I learned an important lesson throughout the several years that I covered the fairgrounds saga that has come to really influence Voice of OC as a local, non-profit news agency.

People can make a difference – especially when they get information in real time.

Also, when it comes to managing public assets, it’s critically important to hold officials accountable.

Fairgrounds activist Reggie Mundekis raised legitimate questions about the increased cost for the workers’ memorial given the design problems.

At last Friday’s re-opening for the outdoor art exhibit at the fairgrounds, concerns about the content of the design also were raised.

Santa Ana Councilman Jose Solorio – who himself is the son of farm workers – told people he felt let down because there wasn’t more informational materials around the exhibit about farm workers.

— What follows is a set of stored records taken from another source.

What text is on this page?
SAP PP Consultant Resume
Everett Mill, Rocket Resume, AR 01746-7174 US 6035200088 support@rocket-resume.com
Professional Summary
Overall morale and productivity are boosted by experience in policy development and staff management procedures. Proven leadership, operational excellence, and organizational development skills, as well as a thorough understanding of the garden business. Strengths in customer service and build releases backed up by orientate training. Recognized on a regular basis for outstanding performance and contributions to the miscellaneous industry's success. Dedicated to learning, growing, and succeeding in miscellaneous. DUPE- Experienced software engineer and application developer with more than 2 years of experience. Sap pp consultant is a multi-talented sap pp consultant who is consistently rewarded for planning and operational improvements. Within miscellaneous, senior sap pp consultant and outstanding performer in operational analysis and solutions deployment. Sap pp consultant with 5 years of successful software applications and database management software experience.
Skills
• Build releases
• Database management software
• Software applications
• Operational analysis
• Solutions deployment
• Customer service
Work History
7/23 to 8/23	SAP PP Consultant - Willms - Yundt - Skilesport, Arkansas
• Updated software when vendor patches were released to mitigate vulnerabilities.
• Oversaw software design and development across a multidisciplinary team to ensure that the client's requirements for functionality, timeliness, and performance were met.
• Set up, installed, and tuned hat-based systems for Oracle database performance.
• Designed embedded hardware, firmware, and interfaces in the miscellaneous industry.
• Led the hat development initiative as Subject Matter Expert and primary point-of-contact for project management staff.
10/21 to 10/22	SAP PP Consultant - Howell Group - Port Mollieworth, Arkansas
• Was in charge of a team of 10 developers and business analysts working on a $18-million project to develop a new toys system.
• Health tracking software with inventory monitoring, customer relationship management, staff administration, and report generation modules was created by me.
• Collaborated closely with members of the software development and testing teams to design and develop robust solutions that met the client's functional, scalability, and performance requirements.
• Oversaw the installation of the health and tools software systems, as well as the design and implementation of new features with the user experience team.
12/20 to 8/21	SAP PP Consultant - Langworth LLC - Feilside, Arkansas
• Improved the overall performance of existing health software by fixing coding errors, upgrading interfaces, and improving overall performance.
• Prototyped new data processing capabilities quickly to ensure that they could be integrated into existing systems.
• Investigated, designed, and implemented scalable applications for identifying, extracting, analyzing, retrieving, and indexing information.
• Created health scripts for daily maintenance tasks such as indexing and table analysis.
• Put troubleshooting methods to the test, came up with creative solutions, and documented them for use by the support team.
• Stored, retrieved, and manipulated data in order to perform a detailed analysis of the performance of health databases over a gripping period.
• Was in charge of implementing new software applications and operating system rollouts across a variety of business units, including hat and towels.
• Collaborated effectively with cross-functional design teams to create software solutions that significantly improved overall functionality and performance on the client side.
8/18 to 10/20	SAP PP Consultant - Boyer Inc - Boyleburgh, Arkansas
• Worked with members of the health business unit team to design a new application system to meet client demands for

“I’m pleased they unveiled this significant exhibit but, as a son of farmworkers, I feel it’s still incomplete,” said Solorio, who ironically was part of the original group of legislators that voted to authorize a sale of the fairgrounds. Solorio later worked with activists to reverse the sale.

Local progressives have recently been critical of Solorio, even labeling him the Latino Trump, for his support of ICE detention efforts in Santa Ana as well as gentrification of the city’s downtown.

Yet on this issue, Solorio is choosing to push the fair board, seeking to have a more robust explanation of immigrant labor at the exhibit.

“The history on the placards should reflect the fact that the farmworkers who have toiled our farms all these years included immigrants, especially those from Mexico and Japan. Not telling that part of our state’s and county’s story keeps farmworkers in the shadows.”

Fair Board member Nick Berardino – who pushed the initial idea and budget for a monument to farm workers acknowledged Solorio’s concerns, adding that he welcomed any input on the memorial, saying it’s a work in progress.

Berardino also said he’s putting together a committee to continue developing a curriculum for the memorial and wants it to be historically accurate as well as engaging for visitors. He said the fair board would be reaching out to people like Solorio for help in designing and fundraising for the continued expansion of the workers memorial.